Uygulamada bu, suç işlemiş olan kişinin artık kurtulmuş bir kişi olarak sayılmaması anlamına gelmektedir. Kilise üyeliği geçici olarak durdurulur, Rab’bin Sofrası’na katılması yasaklanır ve Hristiyan hizmetinden alınır. Kiliseyle olan ilişkisi durdurulur, fakat herkes imana dönmesi için dua eder ve bunu özlemle bekler. Bu, aforozdur.

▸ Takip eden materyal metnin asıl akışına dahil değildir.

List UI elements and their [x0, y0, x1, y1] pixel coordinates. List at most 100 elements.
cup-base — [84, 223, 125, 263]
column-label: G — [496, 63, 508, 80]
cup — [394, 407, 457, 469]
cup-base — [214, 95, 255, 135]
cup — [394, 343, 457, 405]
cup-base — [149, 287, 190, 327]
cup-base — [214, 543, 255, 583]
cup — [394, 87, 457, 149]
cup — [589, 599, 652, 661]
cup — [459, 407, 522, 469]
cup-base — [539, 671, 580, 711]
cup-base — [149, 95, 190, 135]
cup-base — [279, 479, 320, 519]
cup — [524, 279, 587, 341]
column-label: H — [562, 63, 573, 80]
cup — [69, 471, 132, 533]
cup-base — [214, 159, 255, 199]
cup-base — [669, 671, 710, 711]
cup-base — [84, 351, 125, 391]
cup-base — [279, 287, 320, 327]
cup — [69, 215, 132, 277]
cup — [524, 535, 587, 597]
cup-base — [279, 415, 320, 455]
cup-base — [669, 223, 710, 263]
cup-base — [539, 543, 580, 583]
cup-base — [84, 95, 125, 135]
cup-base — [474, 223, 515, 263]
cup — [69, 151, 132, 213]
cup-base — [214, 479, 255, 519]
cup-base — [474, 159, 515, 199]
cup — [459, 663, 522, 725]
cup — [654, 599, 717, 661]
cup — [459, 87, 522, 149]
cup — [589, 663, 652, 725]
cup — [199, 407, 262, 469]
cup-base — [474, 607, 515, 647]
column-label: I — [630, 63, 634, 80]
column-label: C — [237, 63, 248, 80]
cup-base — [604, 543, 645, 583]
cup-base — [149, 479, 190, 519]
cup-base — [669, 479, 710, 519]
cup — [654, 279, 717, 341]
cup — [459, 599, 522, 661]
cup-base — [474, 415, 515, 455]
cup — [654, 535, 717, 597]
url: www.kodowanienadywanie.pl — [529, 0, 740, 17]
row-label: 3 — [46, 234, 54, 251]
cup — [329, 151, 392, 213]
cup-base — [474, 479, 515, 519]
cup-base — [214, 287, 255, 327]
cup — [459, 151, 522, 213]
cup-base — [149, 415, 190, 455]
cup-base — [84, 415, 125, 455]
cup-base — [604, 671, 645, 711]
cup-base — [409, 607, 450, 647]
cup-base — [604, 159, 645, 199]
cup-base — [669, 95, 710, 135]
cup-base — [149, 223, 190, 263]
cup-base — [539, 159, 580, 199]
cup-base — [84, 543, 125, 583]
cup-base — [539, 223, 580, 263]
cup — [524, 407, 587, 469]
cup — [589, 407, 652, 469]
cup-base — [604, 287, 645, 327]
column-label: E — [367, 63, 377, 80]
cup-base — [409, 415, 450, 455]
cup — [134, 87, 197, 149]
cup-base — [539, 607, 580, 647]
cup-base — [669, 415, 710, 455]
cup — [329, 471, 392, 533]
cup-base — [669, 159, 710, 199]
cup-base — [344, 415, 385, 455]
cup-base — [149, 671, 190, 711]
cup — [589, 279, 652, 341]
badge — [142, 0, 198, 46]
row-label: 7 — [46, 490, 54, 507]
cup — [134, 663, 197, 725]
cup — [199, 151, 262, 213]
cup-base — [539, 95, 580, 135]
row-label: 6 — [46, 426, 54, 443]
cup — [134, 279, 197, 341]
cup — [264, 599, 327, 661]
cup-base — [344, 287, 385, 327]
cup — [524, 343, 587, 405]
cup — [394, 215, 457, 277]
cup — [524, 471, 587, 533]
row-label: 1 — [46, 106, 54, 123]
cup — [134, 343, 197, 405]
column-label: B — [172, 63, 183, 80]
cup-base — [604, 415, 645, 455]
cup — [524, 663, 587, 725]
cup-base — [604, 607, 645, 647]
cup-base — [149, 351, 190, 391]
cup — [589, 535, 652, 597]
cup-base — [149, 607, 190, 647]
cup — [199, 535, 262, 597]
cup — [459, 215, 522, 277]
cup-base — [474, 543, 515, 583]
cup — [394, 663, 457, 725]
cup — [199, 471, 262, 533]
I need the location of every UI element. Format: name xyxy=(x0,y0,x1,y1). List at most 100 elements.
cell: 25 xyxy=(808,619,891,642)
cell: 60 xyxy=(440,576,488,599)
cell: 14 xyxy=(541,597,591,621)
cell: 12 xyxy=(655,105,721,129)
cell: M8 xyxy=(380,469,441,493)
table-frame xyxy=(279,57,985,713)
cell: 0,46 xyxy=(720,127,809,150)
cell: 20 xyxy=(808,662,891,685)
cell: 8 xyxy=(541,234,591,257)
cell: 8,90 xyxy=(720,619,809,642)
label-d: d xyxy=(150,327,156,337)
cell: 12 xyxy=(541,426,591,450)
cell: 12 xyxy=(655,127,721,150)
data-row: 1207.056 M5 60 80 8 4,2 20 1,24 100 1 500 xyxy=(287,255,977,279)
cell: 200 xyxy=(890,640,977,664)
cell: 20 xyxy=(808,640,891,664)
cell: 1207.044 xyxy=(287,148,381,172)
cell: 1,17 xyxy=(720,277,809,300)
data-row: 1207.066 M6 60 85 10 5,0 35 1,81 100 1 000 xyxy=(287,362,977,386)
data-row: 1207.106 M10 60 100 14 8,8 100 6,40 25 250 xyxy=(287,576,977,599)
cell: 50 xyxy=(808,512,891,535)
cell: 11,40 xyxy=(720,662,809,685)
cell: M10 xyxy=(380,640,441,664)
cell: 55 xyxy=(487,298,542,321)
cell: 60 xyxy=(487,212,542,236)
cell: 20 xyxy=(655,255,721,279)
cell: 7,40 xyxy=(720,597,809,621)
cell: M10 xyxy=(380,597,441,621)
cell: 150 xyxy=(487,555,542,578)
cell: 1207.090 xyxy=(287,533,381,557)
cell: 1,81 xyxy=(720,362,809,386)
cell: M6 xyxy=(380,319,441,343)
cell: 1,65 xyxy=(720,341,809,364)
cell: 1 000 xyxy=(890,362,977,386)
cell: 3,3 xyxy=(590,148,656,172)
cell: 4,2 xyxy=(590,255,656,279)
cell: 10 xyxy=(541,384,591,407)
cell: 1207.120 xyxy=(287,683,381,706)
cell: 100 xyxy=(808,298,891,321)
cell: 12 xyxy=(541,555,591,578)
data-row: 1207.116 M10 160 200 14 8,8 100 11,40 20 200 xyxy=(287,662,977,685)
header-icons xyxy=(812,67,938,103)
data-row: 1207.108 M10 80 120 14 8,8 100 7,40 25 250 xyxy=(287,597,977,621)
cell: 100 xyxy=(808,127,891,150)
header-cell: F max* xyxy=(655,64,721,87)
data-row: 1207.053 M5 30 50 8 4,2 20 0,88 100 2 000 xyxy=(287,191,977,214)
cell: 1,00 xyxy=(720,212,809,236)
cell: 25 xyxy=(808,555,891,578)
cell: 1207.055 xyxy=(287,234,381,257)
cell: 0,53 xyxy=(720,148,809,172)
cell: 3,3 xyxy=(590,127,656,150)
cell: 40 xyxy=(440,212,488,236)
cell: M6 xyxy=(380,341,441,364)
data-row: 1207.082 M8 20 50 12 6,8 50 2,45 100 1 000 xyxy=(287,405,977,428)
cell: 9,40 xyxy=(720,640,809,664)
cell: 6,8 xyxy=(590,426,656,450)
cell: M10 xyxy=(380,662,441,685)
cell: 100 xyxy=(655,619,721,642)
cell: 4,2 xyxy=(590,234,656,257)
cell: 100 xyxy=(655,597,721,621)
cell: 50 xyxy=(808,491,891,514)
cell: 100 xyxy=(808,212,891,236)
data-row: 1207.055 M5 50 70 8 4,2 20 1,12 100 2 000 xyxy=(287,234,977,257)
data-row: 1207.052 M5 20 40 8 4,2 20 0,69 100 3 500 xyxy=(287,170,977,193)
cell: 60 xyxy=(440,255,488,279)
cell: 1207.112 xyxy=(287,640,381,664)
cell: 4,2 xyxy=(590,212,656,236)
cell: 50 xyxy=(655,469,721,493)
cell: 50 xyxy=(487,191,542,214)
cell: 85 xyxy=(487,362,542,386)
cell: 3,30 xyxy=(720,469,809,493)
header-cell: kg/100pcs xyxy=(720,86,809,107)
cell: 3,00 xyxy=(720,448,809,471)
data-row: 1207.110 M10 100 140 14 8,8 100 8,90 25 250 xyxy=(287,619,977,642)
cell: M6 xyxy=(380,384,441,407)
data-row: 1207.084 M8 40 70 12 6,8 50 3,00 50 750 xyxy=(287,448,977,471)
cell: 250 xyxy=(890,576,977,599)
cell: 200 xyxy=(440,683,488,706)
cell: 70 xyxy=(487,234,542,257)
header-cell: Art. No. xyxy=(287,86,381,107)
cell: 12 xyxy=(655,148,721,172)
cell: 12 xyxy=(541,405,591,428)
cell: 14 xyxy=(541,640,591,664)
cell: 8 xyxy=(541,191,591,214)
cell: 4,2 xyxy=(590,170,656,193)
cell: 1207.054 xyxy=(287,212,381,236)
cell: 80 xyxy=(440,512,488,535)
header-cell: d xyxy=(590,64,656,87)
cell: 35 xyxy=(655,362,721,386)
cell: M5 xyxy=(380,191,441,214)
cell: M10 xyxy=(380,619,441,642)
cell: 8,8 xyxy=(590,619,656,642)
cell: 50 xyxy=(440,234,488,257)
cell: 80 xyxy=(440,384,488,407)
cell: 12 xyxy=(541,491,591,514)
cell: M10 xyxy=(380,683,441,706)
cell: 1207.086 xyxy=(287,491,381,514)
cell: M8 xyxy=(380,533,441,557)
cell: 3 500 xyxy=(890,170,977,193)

1.Korintliler 5:11, kiliseye aileleri ayırma hakkını vermez (Ayrılıkçı Kardeşler’in iddia ettiği üzere). İman etmelerini istesek ve bunun için dua etsek de, ahlak sahibi olmayan kişilerle paydaşlık içerisinde bulunmayı tercih etmemeliyiz. Aynı şekilde günah işleyen bir kardeş için dua ederek ve onu ikna etmeye çalışarak elimizden gelenin en iyisini yapmış oluruz, fakat ona davranışlarından mutlu olduğumuz ya da paydaşlık içerisine girebileceğimiz bir kişi gibi yaklaşmamalıyız. Muhtemel olarak böylelerin dostluğunu kabul etmemeliyiz, yine de her zaman sevgi dolu ve istekli yürekle onlara yaklaşmalıyız.
Tanrı’nın Ruhu bizleri günahtan uzak tutsun ve bizler her zaman büyük bir sevgiyle birbirimizi cesaretlendirelim ve geliştirebilelim.